Dün gece otururken aklıma, kendime bir liste yapma fikri geldi. Hep Neslihan annem ile böyle bir liste yapacaktık ama hiç fırsatımız olmamıştı. Zaten ben daha erkeklerin yüzüne bakamıyorken, istediğimiz şeylerin çoğunu da yapamazdık. Onlar için o kadar çok endişeleniyorum ki her düşündükçe içim bir tuhaf oluyordu. Kendimi rahatlatmak için tekrar göl resmine baktım. O kadar rahatlatıcıydı ki bu akşam gitmek için çok iyi bir fırsat olduğuna karar verdim. Belki de yanımda gelmesi için Melis'e sorabilirdim.

Çok geçmeden tekrar sağlıkla, bu sefer bıçak yaralarıyla ilgili kitaplara bakıyordum. O gün ki bıçak ağrısından sonra bıçak yaralanmalarını hafife aldığımı fark ettim. Filmlerde insanlar bıçaklansa da ayaklanır ve dövüşüne devam eder ama gerçek dünya da bunu yapabilen birinin olduğunu sanmıyordum.

Okumaya dalmışken saatin farkında değildim. Daha simülasyona girecek ve oradan gün batımını izlemeye gidecektim. Hızla okumayı bitirdiklerimi yerlerine yerleştirdim. Tam çıkacaktım ki bazı kitapları yanımda almayı unuttuğumu fark ettim. Oturduğum sandalyenin yanında bir tane daha sandalye vardı. Onun üstünde bıraktığım kitaplara doğru giderken, arkamda olan ve fark etmediğim o tabloyu gördüm. Onu görmemle bacaklarım beni ayakta tutamamaya başladı ve anın etkisiyle yere düştüm. Acıyı hissedemiyordum. Şok içinde sadece tabloya bakıyordum. Çınlama sesi dışında hiçbir şey duyamıyordum. Tabloda kaybolmaya başladığımda her şey çok geçti.
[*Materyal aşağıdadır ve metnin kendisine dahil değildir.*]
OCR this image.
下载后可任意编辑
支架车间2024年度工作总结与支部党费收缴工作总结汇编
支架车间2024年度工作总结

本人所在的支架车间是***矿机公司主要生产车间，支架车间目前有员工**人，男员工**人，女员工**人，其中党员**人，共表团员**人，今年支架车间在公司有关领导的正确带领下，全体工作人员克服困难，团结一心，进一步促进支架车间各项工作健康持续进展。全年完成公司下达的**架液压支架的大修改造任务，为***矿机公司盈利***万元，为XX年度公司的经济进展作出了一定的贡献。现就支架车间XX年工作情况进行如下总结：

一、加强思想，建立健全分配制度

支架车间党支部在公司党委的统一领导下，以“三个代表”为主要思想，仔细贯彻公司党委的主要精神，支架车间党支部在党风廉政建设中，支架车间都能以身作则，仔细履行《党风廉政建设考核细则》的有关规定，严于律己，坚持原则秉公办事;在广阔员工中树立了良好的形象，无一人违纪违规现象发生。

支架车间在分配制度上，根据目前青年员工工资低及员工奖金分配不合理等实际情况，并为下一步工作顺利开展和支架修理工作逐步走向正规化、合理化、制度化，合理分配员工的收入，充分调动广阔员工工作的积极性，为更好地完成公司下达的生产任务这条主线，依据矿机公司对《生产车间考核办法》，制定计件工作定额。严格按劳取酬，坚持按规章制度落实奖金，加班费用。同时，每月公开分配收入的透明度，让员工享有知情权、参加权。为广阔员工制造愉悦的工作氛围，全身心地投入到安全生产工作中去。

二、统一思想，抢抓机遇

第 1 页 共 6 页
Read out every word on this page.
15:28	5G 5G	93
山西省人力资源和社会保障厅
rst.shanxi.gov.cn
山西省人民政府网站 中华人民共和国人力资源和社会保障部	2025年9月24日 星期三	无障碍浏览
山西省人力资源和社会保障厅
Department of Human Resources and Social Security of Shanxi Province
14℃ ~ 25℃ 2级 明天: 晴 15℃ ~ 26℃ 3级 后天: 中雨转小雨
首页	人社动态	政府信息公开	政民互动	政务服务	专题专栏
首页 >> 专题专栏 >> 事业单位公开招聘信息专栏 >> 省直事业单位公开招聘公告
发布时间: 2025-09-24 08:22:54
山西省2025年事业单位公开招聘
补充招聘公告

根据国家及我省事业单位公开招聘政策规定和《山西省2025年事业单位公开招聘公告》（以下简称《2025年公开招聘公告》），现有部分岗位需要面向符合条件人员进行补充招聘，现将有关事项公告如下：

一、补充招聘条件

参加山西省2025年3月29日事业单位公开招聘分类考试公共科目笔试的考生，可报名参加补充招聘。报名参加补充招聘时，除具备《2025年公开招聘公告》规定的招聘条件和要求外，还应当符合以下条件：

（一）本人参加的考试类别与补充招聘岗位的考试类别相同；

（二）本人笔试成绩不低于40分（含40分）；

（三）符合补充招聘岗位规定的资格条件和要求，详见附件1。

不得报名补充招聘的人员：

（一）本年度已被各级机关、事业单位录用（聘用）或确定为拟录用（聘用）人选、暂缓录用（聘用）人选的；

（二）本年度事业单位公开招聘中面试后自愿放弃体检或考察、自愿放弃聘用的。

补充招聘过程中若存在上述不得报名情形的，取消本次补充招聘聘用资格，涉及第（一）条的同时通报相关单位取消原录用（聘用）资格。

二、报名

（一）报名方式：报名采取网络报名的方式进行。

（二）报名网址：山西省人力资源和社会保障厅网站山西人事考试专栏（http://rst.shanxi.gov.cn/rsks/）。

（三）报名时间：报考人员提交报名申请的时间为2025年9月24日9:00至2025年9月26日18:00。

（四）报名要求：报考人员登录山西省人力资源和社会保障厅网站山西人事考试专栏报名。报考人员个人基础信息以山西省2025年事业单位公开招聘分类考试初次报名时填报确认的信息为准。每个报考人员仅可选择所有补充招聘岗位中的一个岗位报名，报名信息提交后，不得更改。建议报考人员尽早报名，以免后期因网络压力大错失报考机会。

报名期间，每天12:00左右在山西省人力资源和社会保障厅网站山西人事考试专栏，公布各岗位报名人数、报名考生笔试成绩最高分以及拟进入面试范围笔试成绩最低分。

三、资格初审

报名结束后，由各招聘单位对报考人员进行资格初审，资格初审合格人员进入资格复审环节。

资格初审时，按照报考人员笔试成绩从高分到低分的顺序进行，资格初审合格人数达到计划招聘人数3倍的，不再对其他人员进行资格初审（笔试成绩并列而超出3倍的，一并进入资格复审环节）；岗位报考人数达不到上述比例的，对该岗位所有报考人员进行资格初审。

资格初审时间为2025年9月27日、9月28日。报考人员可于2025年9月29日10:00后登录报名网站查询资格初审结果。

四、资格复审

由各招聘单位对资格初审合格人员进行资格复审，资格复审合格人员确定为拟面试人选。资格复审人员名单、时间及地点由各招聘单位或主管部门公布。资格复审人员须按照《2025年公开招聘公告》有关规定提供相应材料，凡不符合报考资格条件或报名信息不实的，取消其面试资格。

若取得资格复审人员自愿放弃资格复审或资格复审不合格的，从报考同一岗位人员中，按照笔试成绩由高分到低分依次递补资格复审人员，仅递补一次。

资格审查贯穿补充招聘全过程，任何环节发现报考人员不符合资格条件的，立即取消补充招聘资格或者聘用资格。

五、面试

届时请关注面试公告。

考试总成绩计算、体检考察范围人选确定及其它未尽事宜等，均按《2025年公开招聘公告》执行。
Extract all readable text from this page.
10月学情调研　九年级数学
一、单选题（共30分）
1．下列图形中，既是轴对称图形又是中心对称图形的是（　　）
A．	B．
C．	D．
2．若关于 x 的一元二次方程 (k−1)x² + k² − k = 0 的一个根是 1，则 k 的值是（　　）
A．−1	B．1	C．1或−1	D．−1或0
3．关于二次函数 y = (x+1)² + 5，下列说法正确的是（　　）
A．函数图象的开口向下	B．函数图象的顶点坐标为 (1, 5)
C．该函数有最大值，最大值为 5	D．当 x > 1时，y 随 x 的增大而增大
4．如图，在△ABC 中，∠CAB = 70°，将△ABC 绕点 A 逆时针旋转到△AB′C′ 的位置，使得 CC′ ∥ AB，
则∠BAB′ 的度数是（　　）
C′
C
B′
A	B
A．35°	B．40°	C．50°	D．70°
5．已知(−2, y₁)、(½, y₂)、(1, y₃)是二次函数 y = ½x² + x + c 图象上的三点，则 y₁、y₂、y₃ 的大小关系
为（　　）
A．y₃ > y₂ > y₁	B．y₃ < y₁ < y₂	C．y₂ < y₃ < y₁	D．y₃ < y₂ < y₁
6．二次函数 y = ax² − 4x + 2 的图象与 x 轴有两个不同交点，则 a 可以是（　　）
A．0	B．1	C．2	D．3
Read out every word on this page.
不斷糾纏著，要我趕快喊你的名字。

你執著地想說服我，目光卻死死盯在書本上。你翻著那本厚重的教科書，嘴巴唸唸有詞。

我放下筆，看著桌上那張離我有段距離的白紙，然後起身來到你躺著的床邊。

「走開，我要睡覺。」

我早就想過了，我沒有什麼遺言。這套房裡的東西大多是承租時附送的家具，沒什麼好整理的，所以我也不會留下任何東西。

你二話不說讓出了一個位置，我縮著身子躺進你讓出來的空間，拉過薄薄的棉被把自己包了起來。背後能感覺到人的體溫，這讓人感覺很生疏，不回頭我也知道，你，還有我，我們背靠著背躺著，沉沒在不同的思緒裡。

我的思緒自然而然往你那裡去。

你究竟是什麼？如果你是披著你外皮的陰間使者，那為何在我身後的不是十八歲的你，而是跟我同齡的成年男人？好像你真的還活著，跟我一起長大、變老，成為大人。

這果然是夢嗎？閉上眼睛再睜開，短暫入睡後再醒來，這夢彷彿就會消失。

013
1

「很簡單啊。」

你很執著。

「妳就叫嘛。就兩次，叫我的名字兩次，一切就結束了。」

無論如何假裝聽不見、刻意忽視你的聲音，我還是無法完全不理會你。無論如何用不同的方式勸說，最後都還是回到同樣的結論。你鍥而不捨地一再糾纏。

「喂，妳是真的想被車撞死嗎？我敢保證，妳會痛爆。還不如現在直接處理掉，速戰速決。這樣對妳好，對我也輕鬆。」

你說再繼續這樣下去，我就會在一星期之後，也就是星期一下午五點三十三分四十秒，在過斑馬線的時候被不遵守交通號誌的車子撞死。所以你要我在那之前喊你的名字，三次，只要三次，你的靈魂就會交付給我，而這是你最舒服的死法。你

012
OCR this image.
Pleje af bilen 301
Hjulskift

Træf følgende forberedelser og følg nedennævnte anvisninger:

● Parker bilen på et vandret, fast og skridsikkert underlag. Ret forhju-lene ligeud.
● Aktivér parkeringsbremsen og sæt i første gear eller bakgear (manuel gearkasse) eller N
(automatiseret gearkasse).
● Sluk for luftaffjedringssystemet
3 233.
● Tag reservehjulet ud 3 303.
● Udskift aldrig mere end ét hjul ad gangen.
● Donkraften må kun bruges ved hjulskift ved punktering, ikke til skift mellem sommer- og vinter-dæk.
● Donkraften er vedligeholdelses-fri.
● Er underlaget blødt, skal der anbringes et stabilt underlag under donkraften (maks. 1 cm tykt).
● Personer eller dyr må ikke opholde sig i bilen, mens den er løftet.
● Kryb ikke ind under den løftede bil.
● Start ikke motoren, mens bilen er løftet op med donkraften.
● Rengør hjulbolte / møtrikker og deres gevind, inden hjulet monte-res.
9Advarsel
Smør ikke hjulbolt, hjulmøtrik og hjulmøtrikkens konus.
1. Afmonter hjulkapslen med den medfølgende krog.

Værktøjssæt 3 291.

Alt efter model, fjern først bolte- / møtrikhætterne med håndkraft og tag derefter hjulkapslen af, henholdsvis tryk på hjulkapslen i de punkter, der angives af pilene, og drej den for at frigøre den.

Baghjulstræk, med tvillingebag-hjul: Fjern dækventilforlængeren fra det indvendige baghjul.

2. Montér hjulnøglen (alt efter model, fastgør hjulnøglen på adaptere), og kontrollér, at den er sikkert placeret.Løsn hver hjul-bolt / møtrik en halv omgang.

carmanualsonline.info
Tabloda karanlığı aydınlatan ay, bir gecekonduyu ışığıyla çevreliyordu. Gecekondu zar zor belli oluyordu çünkü duvarları simsiyahtı. Sanki birileri evin bulunmasını istemiyormuşçasına ormanla adapte etmişti. Fakat ben ormanın içindeki o evi tamamen görebiliyordum. O evin içerisinin her ayrıntısını biliyor ve gözlerimle canlandırabiliyordum. Gözlerim yaşarmaya ve nefes alamamaya başladım.

Öylece tabloya bakakalmıştım. Esra'nın kaçarken, katilinin kafasına vurduğu saksı hala orada duruyordu. Yaşadıklarımdan önce çizildiği belliydi çünkü sonra çizilseydi veranda kıpkırmızı olması gerekecekti. Evin tek açık renkli kısmı verandasıydı kahverengi ve tahtadandı. Tabloda olmasa da benim gözümde o veranda kıpkırmızıydı.

Anılarım beni ele geçirirken bağırmaya ve ağlamaya devam ediyordum. Gözlerimi kapatmak istemiyordum. Göz kırpmak bile her şeyin canlanmasına sebep oluyordu. Biri beni sarsmaya başladığında gerçekliğe dönmeye çalışsam da başaramadım. Sonra beni bıraktı bir süre ortalıktan yok oldu. Ben hala ağlıyor ve kenetlenmiş tabloya bakıyordum. Ne kadar sürdüğünü bilmesem de sanki saatlerdir orada oturuyor gibi hissediyordum. Çok geçmeden beni sarsan kişi geri geldi. Bana iğne yaptığında her şey bulanıklaşmaya ve sakinleşmeye başladı. En sonunda gözüm karardı ve kendimden geçmiştim bile.